O Planalto Central Siberiano, que é ocupado, sobretudo, por florestas de coníferas, apresenta abundân­cia de recursos minerais, como carvão, ferro e gás natural.

Além das planícies e dos planaltos cita­dos, a maior depressão absoluta do mundo encontra-se na Ásia.

Trata-se do Mar Morto, localizado 395 metros abaixo do nível do mar. Nele, desemboca o Rio Jordão, cujas águas são importantes para a economia de Israel e da Jordânia.

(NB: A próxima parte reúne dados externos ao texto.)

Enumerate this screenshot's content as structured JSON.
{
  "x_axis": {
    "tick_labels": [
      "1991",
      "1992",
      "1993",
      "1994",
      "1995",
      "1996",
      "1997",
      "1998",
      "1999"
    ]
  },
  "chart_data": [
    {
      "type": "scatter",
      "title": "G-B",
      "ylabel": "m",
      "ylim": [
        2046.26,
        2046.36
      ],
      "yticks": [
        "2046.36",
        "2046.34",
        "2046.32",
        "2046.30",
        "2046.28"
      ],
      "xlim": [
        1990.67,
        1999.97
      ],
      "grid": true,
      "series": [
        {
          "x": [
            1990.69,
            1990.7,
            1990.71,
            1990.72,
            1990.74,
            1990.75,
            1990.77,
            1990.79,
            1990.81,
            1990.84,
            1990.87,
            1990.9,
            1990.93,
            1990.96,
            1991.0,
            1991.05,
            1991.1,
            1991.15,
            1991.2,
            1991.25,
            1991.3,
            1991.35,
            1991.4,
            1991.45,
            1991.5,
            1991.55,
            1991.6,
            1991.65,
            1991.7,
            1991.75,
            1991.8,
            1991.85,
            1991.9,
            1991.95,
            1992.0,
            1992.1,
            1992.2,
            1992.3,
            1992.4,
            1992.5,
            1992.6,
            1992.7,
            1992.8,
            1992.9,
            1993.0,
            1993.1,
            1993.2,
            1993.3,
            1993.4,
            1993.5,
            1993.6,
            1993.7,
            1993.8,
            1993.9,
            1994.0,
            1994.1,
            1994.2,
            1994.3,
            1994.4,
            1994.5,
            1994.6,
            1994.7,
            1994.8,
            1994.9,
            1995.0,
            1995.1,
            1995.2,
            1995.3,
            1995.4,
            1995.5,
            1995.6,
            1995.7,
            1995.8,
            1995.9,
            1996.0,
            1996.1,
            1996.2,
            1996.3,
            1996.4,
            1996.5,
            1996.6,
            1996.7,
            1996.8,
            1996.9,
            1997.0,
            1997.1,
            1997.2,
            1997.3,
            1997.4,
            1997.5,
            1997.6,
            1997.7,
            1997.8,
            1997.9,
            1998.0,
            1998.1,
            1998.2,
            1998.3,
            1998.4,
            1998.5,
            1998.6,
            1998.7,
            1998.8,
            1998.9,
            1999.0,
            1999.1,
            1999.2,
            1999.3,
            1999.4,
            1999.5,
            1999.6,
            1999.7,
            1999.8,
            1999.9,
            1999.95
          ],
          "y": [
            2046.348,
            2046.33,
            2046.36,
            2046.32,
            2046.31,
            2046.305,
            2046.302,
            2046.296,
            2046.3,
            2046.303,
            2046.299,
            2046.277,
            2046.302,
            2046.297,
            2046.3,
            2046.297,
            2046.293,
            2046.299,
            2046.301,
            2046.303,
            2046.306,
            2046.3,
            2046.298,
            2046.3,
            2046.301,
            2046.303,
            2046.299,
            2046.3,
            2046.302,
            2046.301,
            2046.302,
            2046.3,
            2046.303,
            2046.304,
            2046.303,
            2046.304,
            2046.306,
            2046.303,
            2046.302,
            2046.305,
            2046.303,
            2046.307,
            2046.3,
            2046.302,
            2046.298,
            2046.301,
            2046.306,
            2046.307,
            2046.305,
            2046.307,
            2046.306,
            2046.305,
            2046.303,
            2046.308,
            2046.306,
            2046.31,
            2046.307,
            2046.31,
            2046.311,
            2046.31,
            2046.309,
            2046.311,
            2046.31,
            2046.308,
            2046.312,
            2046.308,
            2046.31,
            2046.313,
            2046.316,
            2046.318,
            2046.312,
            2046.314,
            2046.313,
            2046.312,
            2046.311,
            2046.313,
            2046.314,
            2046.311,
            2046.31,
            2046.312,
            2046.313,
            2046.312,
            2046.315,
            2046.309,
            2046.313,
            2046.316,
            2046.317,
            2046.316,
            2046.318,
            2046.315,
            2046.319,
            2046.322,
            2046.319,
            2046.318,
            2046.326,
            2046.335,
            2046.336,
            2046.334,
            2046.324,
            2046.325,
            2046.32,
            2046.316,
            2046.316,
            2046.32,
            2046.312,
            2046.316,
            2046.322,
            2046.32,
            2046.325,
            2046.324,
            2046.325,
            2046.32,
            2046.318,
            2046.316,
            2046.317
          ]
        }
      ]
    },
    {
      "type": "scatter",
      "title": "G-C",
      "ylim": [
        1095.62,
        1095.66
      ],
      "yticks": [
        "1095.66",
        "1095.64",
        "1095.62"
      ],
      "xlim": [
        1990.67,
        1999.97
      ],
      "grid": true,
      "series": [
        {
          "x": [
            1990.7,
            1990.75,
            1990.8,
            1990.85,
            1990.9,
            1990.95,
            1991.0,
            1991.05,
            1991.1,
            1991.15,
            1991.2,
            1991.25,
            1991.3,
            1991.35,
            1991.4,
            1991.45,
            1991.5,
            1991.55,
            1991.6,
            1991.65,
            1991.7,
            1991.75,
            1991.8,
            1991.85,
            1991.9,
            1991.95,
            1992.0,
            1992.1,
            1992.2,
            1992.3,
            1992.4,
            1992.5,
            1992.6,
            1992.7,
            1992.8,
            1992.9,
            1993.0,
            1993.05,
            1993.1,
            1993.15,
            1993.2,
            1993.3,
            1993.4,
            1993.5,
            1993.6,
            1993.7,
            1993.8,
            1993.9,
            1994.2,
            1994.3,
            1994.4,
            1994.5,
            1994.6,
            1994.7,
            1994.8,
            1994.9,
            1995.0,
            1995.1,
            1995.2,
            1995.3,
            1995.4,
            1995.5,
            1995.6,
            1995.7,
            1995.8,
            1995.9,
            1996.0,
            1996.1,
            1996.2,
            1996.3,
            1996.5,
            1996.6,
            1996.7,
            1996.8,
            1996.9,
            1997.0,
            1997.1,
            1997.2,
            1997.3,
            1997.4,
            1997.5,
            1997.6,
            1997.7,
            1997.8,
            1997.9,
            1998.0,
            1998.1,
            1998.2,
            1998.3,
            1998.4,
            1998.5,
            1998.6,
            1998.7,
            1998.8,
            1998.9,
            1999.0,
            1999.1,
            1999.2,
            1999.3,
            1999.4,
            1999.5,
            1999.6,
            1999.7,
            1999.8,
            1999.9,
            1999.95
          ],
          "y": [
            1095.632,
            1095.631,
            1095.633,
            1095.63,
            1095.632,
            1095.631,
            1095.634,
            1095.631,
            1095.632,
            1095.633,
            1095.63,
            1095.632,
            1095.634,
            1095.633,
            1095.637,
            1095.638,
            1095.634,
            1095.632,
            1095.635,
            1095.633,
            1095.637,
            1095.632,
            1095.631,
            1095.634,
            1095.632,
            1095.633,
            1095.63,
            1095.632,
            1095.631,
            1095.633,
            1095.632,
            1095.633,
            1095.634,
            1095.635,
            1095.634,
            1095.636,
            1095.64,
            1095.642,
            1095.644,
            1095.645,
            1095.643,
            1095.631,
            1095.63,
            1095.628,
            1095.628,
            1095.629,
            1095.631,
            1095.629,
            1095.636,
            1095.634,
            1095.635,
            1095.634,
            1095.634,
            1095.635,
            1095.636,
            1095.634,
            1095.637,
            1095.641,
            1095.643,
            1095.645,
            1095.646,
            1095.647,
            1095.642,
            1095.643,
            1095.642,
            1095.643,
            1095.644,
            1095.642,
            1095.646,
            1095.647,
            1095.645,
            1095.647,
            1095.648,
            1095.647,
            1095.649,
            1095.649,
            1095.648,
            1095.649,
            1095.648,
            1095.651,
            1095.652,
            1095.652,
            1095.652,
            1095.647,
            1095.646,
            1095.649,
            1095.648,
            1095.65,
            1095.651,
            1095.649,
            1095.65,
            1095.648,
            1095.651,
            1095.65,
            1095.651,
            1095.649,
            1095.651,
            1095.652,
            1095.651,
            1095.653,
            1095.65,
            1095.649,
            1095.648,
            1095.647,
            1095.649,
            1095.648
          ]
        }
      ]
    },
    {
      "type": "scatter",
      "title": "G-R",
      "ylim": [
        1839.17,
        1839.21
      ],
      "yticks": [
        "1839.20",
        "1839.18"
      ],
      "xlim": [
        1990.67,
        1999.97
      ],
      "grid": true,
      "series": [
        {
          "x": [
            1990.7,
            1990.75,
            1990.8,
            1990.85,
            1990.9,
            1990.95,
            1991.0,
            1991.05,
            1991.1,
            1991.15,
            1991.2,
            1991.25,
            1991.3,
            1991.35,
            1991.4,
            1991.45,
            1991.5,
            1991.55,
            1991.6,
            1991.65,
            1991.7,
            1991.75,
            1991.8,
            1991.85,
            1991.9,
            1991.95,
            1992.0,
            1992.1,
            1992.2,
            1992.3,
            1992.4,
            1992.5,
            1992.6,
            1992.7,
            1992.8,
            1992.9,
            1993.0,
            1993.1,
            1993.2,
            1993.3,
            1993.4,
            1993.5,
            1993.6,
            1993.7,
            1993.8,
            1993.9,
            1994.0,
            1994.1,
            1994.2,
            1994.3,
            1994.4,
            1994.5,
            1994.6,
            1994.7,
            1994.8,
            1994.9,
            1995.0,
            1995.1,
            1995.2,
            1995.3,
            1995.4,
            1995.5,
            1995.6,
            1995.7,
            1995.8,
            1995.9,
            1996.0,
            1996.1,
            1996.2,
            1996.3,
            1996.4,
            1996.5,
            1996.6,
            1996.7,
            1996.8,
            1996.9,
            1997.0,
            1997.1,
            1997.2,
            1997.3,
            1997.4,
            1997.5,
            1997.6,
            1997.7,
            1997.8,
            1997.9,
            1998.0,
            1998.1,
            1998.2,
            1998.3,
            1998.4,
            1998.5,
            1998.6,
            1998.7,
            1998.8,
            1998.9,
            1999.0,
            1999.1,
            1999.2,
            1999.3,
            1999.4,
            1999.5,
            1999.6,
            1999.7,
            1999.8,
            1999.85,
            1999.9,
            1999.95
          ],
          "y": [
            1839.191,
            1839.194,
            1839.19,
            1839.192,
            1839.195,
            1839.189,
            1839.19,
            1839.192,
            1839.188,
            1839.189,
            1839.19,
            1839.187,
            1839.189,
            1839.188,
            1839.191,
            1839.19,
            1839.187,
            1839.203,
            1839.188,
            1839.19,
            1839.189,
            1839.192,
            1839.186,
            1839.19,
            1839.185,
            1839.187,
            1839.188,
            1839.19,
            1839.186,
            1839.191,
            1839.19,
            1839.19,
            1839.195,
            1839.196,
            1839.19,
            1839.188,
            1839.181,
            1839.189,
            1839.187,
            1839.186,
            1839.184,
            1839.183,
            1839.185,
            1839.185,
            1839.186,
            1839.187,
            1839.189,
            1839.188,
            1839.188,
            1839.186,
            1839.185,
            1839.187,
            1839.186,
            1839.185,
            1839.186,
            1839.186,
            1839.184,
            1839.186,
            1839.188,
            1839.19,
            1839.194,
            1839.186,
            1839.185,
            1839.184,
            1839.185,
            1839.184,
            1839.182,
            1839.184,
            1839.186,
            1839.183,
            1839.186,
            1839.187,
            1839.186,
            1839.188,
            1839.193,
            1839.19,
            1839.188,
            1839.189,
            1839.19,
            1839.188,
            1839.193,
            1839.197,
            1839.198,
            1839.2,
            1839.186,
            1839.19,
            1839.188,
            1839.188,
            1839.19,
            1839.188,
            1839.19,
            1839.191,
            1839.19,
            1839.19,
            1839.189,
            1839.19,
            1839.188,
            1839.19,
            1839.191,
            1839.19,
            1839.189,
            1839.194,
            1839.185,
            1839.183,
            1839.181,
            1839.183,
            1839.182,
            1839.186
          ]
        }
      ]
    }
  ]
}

Depressão absoluta é uma área ou porção do relevo que está situada abaixo do nível do mar.

CLIMA E VEGETAÇÃO NA ÁSIA

Em relação à posição geográfica, a Ásia possui terras que se estendem desde altas latitudes, no Círculo Polar Ártico, até áreas tropicais, no sul do continente.

A maior parte do seu território está dentro da Zona Climática Temperada.

Na Ásia, especificamente no Sul e Sudeste do continente, ocorrem os ventos de monções.

Esses ventos são sazonais, isto é, variam de intensidade e direção no inverno e no verão, pois são resultado das massas de ar que se deslocam das áreas de alta pressão para as áreas de baixa pressão.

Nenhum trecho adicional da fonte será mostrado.